I’ve been blessed recently to have had a few discussions with a Sister in Christ who’s encountered a “Family in Crisis.” Details aren’t important. In summary, the dialogue illuminates the question:
Who do we owe an obligation to pursue? If the person won’t come to services, if all they want is a handout? Where are the boundaries?
In Jude we are given the instruction:
“Be merciful to those who doubt; save others by snatching them from the fire; to others show mercy, mixed with fear—hating even the clothing stained by corrupted flesh.” Jude 22, 23
That thing about “hating the clothing” goes all the way back to Leviticus and the prescriptions Moses gave Priests for cleansing Lepers. Leprosy is a picture of sin. No Priest had to perform the ritual until Jesus healed lepers. Goats don’t become sheep unless Jesus touches them first.

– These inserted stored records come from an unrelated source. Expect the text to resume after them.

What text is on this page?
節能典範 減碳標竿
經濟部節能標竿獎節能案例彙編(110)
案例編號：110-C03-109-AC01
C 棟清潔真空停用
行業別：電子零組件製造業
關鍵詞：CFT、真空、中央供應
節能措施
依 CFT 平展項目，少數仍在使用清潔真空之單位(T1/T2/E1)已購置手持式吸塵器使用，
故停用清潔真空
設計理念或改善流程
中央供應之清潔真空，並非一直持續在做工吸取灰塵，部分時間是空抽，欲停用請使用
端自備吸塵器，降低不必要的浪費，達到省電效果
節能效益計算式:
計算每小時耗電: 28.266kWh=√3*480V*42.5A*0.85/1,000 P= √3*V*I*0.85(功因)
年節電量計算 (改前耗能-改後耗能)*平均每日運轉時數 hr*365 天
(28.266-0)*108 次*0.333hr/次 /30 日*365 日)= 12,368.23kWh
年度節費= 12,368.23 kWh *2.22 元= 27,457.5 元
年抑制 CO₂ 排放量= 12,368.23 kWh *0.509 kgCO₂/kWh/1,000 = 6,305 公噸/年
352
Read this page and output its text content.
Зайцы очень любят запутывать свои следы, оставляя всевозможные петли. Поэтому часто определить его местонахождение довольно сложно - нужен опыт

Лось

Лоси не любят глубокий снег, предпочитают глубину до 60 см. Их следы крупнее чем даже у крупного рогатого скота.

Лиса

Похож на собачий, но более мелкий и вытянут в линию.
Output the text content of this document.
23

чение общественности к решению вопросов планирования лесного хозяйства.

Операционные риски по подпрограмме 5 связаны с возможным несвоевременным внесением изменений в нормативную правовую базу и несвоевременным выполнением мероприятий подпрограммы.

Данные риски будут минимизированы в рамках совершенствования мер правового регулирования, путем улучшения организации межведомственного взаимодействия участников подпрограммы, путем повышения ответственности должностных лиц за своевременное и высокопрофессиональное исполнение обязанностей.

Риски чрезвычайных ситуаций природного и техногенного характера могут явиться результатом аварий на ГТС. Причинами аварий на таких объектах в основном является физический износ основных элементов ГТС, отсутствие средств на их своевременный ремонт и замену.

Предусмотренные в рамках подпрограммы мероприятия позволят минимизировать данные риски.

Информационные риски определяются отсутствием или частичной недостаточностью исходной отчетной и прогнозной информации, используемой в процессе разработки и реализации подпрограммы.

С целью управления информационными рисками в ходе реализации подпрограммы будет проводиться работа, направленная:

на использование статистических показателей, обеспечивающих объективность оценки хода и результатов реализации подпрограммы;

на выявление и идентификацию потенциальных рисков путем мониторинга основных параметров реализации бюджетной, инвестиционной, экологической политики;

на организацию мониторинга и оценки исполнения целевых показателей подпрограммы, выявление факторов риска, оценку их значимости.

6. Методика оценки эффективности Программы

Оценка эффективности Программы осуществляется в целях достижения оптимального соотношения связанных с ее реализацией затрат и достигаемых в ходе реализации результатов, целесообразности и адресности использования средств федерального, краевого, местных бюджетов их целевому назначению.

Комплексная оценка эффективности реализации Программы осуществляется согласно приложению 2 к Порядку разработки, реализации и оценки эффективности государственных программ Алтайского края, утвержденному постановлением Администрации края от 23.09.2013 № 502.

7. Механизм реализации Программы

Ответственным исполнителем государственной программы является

Further, in Proverbs we are cautioned that action is required:
“If you falter in a time of trouble, how small is your strength! Rescue those being led away to death; hold back those staggering toward slaughter. If you say, “But we knew nothing about this, does not he who weighs the heart perceive it? Does not he who guards your life know it? Will he not repay everyone according to what they have done? Prov. 24:10-12”
Jesus said “Love your neighbor as yourself.” Who’s my neighbor?
Believers are faced with the very serious issue of how to “contend” wisely.
In Second Corinthians Paul is writing to contend for his flock.
“I am jealous for you with a godly jealousy. I promised you to one husband, to Christ, so that I might present you as a pure virgin to him. But I am afraid that just as Eve was deceived by the serpent’s cunning, your minds may somehow be led astray from your sincere and pure devotion to Christ.” 2 Cor. 11:2-3
Paul is an Apostle contending for the church he planted in Corinth.
So how are all of our relationships with our “neighbors” Biblically organized? Paul himself outlines the structure for us.
“So Christ himself gave the apostles, the prophets, the evangelists, the pastors and teachers, to equip his people for works of service, so that the body of Christ may be built up…” Ephesians 4:11-12
There’s loads of information in that graphic, but it’s just a personal tool.
And there is a finer layer of detail that we can discern. Paul calls his disciples children and asserts that he is their spiritual father.
“Even if you had ten thousand guardians in Christ, you do not have many fathers, for in Christ Jesus I became your father through the gospel.” 1Cor 4:15
This is a temporal image of a spiritual relationship. It’s a Parable on how earthly relationships reflect our spiritual obligations.
Here is a short list of relationships the bible discusses where debts and obligations of relationship are reinforced.
- Husbands to Wives, Wives to Husbands
- Parents to Children, Children to Parents
- Brothers to Sisters, Sisters to Brothers
- Masters to Servants, Servants to Masters
- Teachers to Disciples and Disciples to Teachers
- Shepherds to the Flock, Flock to the Shepherd
- Pastors to Elders (& Deacons), Elders to Pastors
I’m sure there are more.
Remember, these are temporal examples everyone understands. The parable of spiritual application contains the real meat only those with opened eyes can consume.
Is it wise to place boundaries on those we “pursue” versus those we let wander? Well, plainly speaking – some are sheep and some are goats.
Sheep eat grass and drink only freshwater. Goats eat anything and will taste everything.
We can’t by any means available to us transform a Goat into a Sheep. Only the Creator can.
“Then Peter came to Jesus and asked, “Lord, how many times shall I forgive my brother or sister who sins against me? Up to seven times?” Jesus answered, “I tell you, not seven times, but seventy-seven times.” Mt. 18:21-22.
A hallmark of someone we owe debts of relationship to is one who seeks forgiveness. You see: Sheep tend to gather into flocks. Goats tend to wander abroad.
When the prodigal son returns to the father, there is a great celebration and restoration. (Luke 15:11-32)
My advice to my “sister” is: Don’t pursue goats. Even though ones heart breaks for a family in crisis, we have to give everyone the freedom to let God work his will in their lives. Salvation is up to Him.
If someone calls and asks for a ride to Church, definitely respond! But I wouldn’t be phoning them all the time to coax and cajole.
When a goat asks about how to become a sheep? Here is our obligation:
“But in your hearts revere Christ as Lord. Always be prepared to give an answer to everyone who asks you to give the reason for the hope that you have. But do this with gentleness and respect.” 1 Peter 3:15
For more on being ready? Oswald Chambers: https://utmost.org/ready-in-season/
I don’t see where we called to be in anyone’s face. That fellow on the corner with the sign “Repent, the end is near” may be telling the truth. But is it with meekness and love?